Spark DAG and Operations

Overview

This lecture explains how Apache Spark creates and manages Directed Acyclic Graphs (DAGs) for different operations such as reading files, narrow and wide transformations, joins, and aggregation. The focus is on understanding Spark's internal execution mechanisms to optimize data processing jobs.

Reading Files in Spark

Reading a Parquet file generates two jobs: one for metadata and one for actions (e.g., show).
Metadata includes details like partitions, columns, size, and column types for Spark's optimization.
Each Parquet file part is treated as a partition; Spark reads the required number of partitions for the action.
Spark batches rows for efficiency, but batches and partitions are different.

Narrow Transformations

Narrow transformations (e.g., filter, add/modify columns, select) do not trigger shuffles.
Writing a DataFrame triggers a job and reads the whole dataset as an action.
In the DAG, column operations are grouped inside a "project" node, similar to a SQL select clause.
Write operations can be simulated for testing using "noop" format.
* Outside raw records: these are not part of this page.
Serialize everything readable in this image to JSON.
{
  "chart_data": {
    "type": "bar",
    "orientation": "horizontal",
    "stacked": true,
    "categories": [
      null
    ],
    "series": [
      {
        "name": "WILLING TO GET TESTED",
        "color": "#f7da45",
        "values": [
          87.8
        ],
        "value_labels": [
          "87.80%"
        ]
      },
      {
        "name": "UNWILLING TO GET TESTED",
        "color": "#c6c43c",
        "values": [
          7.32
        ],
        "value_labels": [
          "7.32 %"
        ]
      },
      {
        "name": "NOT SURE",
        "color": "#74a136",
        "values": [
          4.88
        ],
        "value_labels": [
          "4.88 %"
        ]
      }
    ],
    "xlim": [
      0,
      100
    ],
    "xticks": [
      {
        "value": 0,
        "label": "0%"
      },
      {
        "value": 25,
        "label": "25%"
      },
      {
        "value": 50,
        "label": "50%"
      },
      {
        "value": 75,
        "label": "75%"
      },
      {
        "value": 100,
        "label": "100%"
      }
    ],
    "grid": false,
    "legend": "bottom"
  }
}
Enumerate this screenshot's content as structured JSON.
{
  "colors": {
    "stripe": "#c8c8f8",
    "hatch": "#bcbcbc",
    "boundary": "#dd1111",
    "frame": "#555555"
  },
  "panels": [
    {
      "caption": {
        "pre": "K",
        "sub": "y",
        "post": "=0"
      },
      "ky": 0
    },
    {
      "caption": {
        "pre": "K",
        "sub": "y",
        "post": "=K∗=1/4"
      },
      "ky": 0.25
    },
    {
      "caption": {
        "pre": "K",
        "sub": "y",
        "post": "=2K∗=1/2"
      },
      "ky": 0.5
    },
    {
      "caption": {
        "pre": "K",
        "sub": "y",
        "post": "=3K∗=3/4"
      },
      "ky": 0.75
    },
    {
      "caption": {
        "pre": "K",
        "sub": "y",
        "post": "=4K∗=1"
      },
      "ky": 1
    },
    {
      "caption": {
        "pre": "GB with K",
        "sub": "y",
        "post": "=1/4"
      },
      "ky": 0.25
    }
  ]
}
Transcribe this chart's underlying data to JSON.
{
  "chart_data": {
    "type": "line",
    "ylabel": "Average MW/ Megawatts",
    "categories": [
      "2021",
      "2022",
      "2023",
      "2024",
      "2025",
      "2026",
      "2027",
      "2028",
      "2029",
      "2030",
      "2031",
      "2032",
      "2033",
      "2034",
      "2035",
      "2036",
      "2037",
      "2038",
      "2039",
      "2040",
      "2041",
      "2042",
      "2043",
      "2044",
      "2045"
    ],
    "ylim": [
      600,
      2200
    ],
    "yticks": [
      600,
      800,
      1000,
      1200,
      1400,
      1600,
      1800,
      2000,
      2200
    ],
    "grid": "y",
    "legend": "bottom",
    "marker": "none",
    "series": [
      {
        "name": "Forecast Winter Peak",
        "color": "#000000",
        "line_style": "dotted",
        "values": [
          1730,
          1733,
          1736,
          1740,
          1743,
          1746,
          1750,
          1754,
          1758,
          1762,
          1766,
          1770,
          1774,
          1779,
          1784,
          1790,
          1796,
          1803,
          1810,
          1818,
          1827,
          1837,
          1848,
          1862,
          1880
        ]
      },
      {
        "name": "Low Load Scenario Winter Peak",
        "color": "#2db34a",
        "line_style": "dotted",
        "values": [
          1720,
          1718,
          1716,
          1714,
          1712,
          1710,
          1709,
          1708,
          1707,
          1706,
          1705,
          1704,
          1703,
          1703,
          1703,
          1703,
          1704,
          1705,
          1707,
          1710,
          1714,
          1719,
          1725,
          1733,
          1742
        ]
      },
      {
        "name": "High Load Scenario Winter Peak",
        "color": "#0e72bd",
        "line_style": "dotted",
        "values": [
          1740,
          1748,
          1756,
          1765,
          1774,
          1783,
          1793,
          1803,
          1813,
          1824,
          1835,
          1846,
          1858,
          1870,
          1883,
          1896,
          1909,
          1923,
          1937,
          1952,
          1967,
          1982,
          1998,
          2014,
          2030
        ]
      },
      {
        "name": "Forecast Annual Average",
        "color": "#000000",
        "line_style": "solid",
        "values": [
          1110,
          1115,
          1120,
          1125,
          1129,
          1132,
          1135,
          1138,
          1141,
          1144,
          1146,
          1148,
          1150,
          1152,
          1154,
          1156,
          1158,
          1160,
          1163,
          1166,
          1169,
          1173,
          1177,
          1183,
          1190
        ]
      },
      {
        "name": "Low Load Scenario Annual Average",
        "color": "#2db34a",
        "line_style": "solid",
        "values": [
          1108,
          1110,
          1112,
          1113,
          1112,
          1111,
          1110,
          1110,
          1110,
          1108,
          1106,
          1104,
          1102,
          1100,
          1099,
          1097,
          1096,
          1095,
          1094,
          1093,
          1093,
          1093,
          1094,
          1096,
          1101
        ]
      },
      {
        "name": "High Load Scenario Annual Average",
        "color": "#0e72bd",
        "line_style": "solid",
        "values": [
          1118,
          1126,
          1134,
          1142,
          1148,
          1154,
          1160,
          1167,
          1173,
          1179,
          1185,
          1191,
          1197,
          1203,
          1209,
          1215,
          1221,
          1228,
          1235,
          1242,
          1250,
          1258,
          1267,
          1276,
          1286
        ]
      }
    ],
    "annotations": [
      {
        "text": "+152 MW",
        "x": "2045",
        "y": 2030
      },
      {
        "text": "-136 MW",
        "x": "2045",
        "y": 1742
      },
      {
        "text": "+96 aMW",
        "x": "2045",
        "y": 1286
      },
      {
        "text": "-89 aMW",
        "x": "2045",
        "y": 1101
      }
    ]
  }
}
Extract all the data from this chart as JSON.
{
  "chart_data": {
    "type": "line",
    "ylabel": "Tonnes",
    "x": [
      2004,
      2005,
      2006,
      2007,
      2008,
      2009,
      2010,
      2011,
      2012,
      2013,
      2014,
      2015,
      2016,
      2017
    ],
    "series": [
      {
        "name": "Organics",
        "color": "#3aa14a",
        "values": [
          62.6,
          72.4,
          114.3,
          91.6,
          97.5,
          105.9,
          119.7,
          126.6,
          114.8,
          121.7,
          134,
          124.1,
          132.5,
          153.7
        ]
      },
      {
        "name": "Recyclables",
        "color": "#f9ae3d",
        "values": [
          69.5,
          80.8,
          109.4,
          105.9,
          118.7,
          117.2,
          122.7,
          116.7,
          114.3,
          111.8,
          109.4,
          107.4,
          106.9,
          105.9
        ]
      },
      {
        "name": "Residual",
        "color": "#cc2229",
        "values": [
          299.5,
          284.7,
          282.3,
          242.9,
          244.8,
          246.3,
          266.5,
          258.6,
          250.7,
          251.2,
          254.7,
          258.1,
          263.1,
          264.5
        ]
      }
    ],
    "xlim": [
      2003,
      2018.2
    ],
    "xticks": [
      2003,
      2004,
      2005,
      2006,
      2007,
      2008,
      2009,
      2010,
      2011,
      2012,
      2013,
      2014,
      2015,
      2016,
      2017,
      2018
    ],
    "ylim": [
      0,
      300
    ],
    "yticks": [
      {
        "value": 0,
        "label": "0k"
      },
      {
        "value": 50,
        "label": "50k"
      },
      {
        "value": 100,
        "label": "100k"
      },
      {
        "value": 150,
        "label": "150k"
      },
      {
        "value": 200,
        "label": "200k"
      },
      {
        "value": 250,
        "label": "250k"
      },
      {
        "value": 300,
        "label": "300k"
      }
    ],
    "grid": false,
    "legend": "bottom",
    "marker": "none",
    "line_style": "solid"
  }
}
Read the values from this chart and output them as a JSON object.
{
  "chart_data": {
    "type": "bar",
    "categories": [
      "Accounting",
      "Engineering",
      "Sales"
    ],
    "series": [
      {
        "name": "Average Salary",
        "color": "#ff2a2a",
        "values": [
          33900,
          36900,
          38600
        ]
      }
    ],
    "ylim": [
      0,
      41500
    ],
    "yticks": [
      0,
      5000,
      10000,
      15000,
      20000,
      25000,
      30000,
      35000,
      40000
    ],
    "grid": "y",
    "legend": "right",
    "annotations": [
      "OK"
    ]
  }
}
Wide Transformations: Joins

Joins usually create multiple jobs: reading, shuffling, and joining.
Sort-merge joins require shuffles and multiple stages.
Spark adaptively reduces the number of shuffle partitions (AQE) for optimization and handles skewed partitions by further splitting.
Before execution, the Spark plan shows "adaptiveSparkPlan.isFinal=false"; after execution, it becomes true.

Broadcast Joins

A broadcast join occurs if one DataFrame is small (under threshold); the smaller table is broadcast to all executors.
Broadcast joins require only two jobs: broadcast and join.
Join logic and final column selection are reflected in the DAG.

Aggregations (Group By)

Group by with count/sum triggers two jobs: reading and aggregation with shuffle.
Spark first does partial aggregation locally, then shuffles data based on the key, and finishes with a final aggregate.
AQE reduces shuffle partitions if many are empty.

Aggregation: Group By with Count Distinct

Group by with count distinct needs two shuffles and three stages.
Spark locally deduplicates (distinct), shuffles based on group keys, deduplicates again, then counts per group.
Additional shuffle aggregates ensure correct distinct counts per group.

Key Terms & Definitions

Spark DAG (Directed Acyclic Graph) — A structure representing all transformations and actions for a query execution plan.
Partition — A slice of the data processed by a single Spark task.
Batch — A group of rows processed together; not the same as a partition.
Narrow Transformation — Operations where each partition of the parent RDD is used by at most one partition of the child RDD.
Wide Transformation — Operations that require shuffling data across the network, like joins and groupBy.
Shuffle — Data transfer across partitions, typically needed for wide transformations.
AQE (Adaptive Query Execution) — Spark 3.0 feature for optimizing query plans based on runtime statistics.
Broadcast Join — A join where a small table is sent to all nodes to avoid shuffles.
Hash Aggregate — An aggregation method using hash tables for grouping and aggregation.

Action Items / Next Steps

Review Spark query plans and DAG visualizations from your own Spark jobs.
Experiment with narrow and wide transformations, especially joins and groupBy, on sample datasets.
Read up on Adaptive Query Execution in Spark documentation.